Finding memory issues
valgrind is one of the tools we can use to identify memory related issues. It can tell us about:
- uninitialised reads
- invalid memory read/write
- memory leak
- invalid free, and a lot more
For a buggy program like this
int *data = (int *)malloc(sizeof(int) * 100);
data[100] = 42;
It will tell us about the invalid write if you run it through and also about the lack of a free
call.
gcc -g test.c -o test
valgrind --leak-check=yes ./test
# Invalid write of size 4
# 400 bytes in 1 blocks are definitely lost in loss record 1 of 1
In case we try to access uninitialised memory and run it through valgrind
it will let us know
printf("value at index 11", data[11]);
# Use of uninitialised value of size 8
Conclusion
Knowing about memory management is very crucial to build safe and performance critical software which basically is every software.

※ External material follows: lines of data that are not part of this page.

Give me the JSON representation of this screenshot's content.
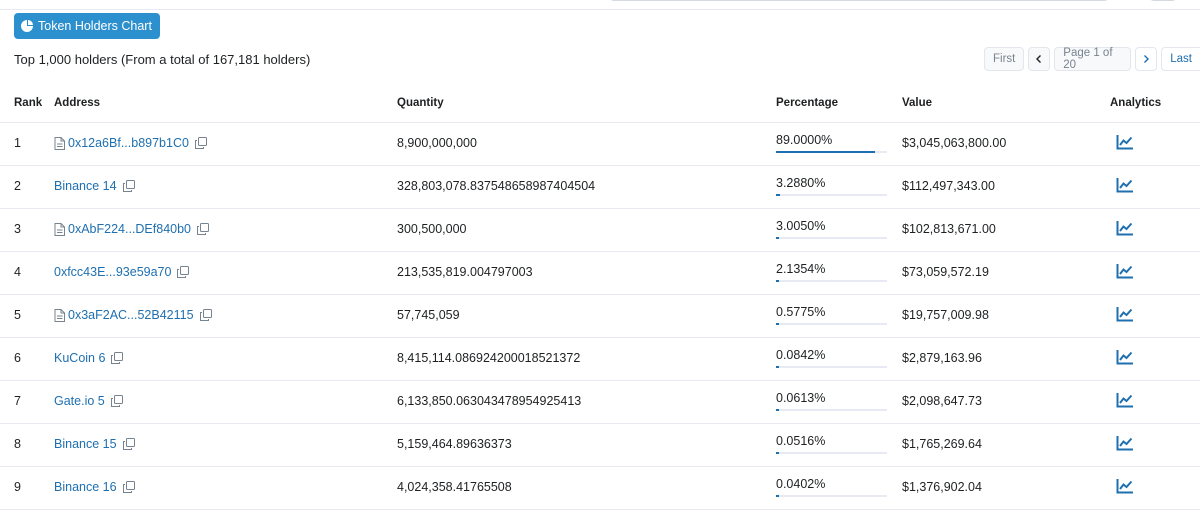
{
  "toolbar": {
    "chart_button_label": "Token Holders Chart",
    "chart_icon": "pie-chart-icon"
  },
  "summary": "Top 1,000 holders (From a total of 167,181 holders)",
  "pagination": {
    "first": "First",
    "prev": "<",
    "page": "Page 1 of 20",
    "next": ">",
    "last": "Last"
  },
  "table": {
    "headers": {
      "rank": "Rank",
      "address": "Address",
      "quantity": "Quantity",
      "percentage": "Percentage",
      "value": "Value",
      "analytics": "Analytics"
    },
    "rows": [
      {
        "rank": "1",
        "address": "0x12a6Bf...b897b1C0",
        "contract": true,
        "quantity": "8,900,000,000",
        "percentage": "89.0000%",
        "pct": 89.0,
        "value": "$3,045,063,800.00"
      },
      {
        "rank": "2",
        "address": "Binance 14",
        "contract": false,
        "quantity": "328,803,078.837548658987404504",
        "percentage": "3.2880%",
        "pct": 3.288,
        "value": "$112,497,343.00"
      },
      {
        "rank": "3",
        "address": "0xAbF224...DEf840b0",
        "contract": true,
        "quantity": "300,500,000",
        "percentage": "3.0050%",
        "pct": 3.005,
        "value": "$102,813,671.00"
      },
      {
        "rank": "4",
        "address": "0xfcc43E...93e59a70",
        "contract": false,
        "quantity": "213,535,819.004797003",
        "percentage": "2.1354%",
        "pct": 2.1354,
        "value": "$73,059,572.19"
      },
      {
        "rank": "5",
        "address": "0x3aF2AC...52B42115",
        "contract": true,
        "quantity": "57,745,059",
        "percentage": "0.5775%",
        "pct": 0.5775,
        "value": "$19,757,009.98"
      },
      {
        "rank": "6",
        "address": "KuCoin 6",
        "contract": false,
        "quantity": "8,415,114.086924200018521372",
        "percentage": "0.0842%",
        "pct": 0.0842,
        "value": "$2,879,163.96"
      },
      {
        "rank": "7",
        "address": "Gate.io 5",
        "contract": false,
        "quantity": "6,133,850.063043478954925413",
        "percentage": "0.0613%",
        "pct": 0.0613,
        "value": "$2,098,647.73"
      },
      {
        "rank": "8",
        "address": "Binance 15",
        "contract": false,
        "quantity": "5,159,464.89636373",
        "percentage": "0.0516%",
        "pct": 0.0516,
        "value": "$1,765,269.64"
      },
      {
        "rank": "9",
        "address": "Binance 16",
        "contract": false,
        "quantity": "4,024,358.41765508",
        "percentage": "0.0402%",
        "pct": 0.0402,
        "value": "$1,376,902.04"
      }
    ]
  },
  "colors": {
    "accent": "#1e6fb0",
    "button_bg": "#2c8fce",
    "border": "#e7eaf3"
  }
}
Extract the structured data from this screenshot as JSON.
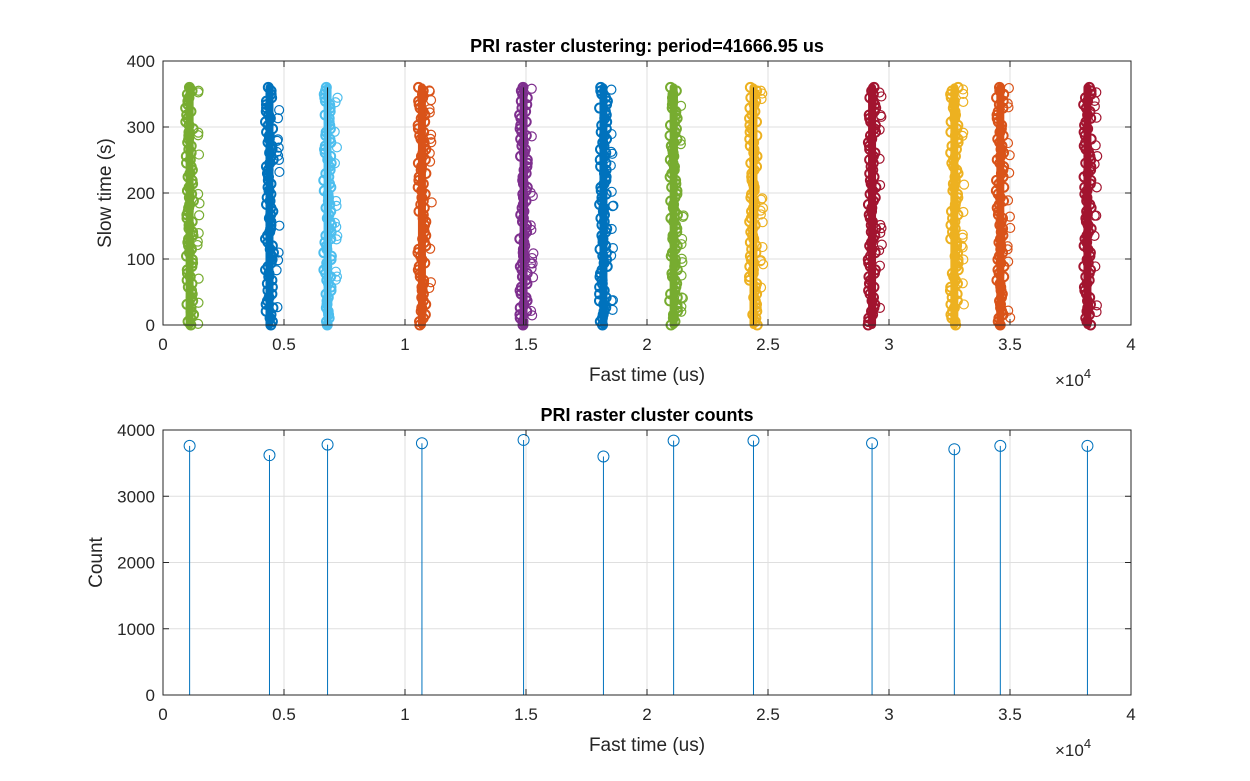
{
  "chart_data": [
    {
      "type": "scatter",
      "title": "PRI raster clustering: period=41666.95 us",
      "xlabel": "Fast time (us)",
      "ylabel": "Slow time (s)",
      "x_exponent_label": "×10",
      "x_exponent_power": "4",
      "xlim": [
        0,
        40000
      ],
      "ylim": [
        0,
        400
      ],
      "x_ticks": [
        0,
        5000,
        10000,
        15000,
        20000,
        25000,
        30000,
        35000,
        40000
      ],
      "x_tick_labels": [
        "0",
        "0.5",
        "1",
        "1.5",
        "2",
        "2.5",
        "3",
        "3.5",
        "4"
      ],
      "y_ticks": [
        0,
        100,
        200,
        300,
        400
      ],
      "y_tick_labels": [
        "0",
        "100",
        "200",
        "300",
        "400"
      ],
      "grid": true,
      "marker": "circle",
      "slow_time_range": [
        0,
        360
      ],
      "series": [
        {
          "x": 1100,
          "color": "#77AC30"
        },
        {
          "x": 4400,
          "color": "#0072BD"
        },
        {
          "x": 6800,
          "color": "#4DBEEE"
        },
        {
          "x": 10700,
          "color": "#D95319"
        },
        {
          "x": 14900,
          "color": "#7E2F8E"
        },
        {
          "x": 18200,
          "color": "#0072BD"
        },
        {
          "x": 21100,
          "color": "#77AC30"
        },
        {
          "x": 24400,
          "color": "#EDB120"
        },
        {
          "x": 29300,
          "color": "#A2142F"
        },
        {
          "x": 32700,
          "color": "#EDB120"
        },
        {
          "x": 34600,
          "color": "#D95319"
        },
        {
          "x": 38200,
          "color": "#A2142F"
        }
      ]
    },
    {
      "type": "stem",
      "title": "PRI raster cluster counts",
      "xlabel": "Fast time (us)",
      "ylabel": "Count",
      "x_exponent_label": "×10",
      "x_exponent_power": "4",
      "xlim": [
        0,
        40000
      ],
      "ylim": [
        0,
        4000
      ],
      "x_ticks": [
        0,
        5000,
        10000,
        15000,
        20000,
        25000,
        30000,
        35000,
        40000
      ],
      "x_tick_labels": [
        "0",
        "0.5",
        "1",
        "1.5",
        "2",
        "2.5",
        "3",
        "3.5",
        "4"
      ],
      "y_ticks": [
        0,
        1000,
        2000,
        3000,
        4000
      ],
      "y_tick_labels": [
        "0",
        "1000",
        "2000",
        "3000",
        "4000"
      ],
      "grid": true,
      "color": "#0072BD",
      "x": [
        1100,
        4400,
        6800,
        10700,
        14900,
        18200,
        21100,
        24400,
        29300,
        32700,
        34600,
        38200
      ],
      "values": [
        3760,
        3620,
        3780,
        3800,
        3850,
        3600,
        3840,
        3840,
        3800,
        3710,
        3760,
        3760
      ]
    }
  ]
}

Offloading tasks to garbage collectors in programming languages with automatic memory management does make it easy but things like memory leak can still happen there so you should know what’s happening in your program otherwise AI replacement is coming for you :P.
That was all for this week, I wrote this piece after reading through Operating System: Three Easy Pieces its a very nice book with exercises and references to research papers I am enjoying reading it will keep sharing my learning from it as I try to complete it fingers crossed.